Innerhalb weniger Sekunden brachte ich meinen Wagen auf 70 Sachen und hetzte ihn im ersten Gang einmal die Straße runter, zum Wasgau-Parkplatz. Es fiel mir wieder ein: Mittagszeit ist Rentnerzeit! Auf jedem zweiten Parkplatz stand ein Rollator oder elektrischer Rollstuhl. Ich brauchte mir gar keine Illusionen zu machen, der Parkplatz war rappelvoll – also stellte ich meinen Golf einfach über einen Smart und schnappte mir einen Einkaufswagen.
Zu dem Zeitpunkt, als mir die Schiebetüren den Weg nach drinnen freiräumten, lief es mir eiskalt den Rücken herunter: Marliese! Diese trällernde Stimme schepperte durch den ganzen Laden und ließ beinahe das Trommelfell meines rechten Ohres zerbersten.
Wer oder was ist eine Marliese? Allgemein kann ich das nicht beantworten, aber in diesem speziellen Fall ist sie die örtliche Auskunft (ganz ohne Telefon). Es gibt nichts, dass sie nicht besser weiß, nichts, von dem sie keine Ahnung hat und vor allem niemanden, dem sie das nicht klar macht.

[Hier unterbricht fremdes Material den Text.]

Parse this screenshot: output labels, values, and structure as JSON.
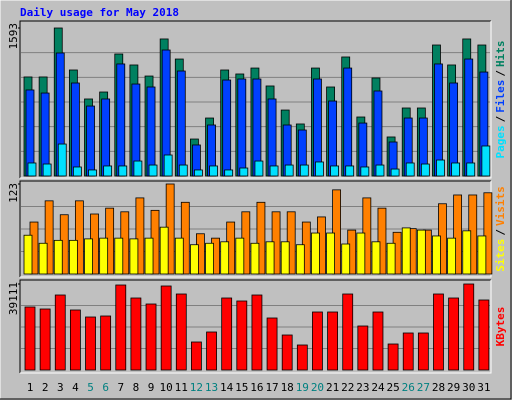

Welcher Ort und welche Zeit wären dafür besser geeignet, als der Wasgau zur Hochzeit, vollgestopft mit Rentnern?
Erste Station: Die Gemüseabteilung. Ich bin mir nicht ganz sicher, warum Geschäfte im Saarland so was haben, meiner Meinung nach gehört Salat entweder zwischen die Tulpenbeete oder auf den Kompost. Bevor mir jemand mir Veganismus kommt: Das ist im Saarland illegal und wird strafrechtlich verfolgt.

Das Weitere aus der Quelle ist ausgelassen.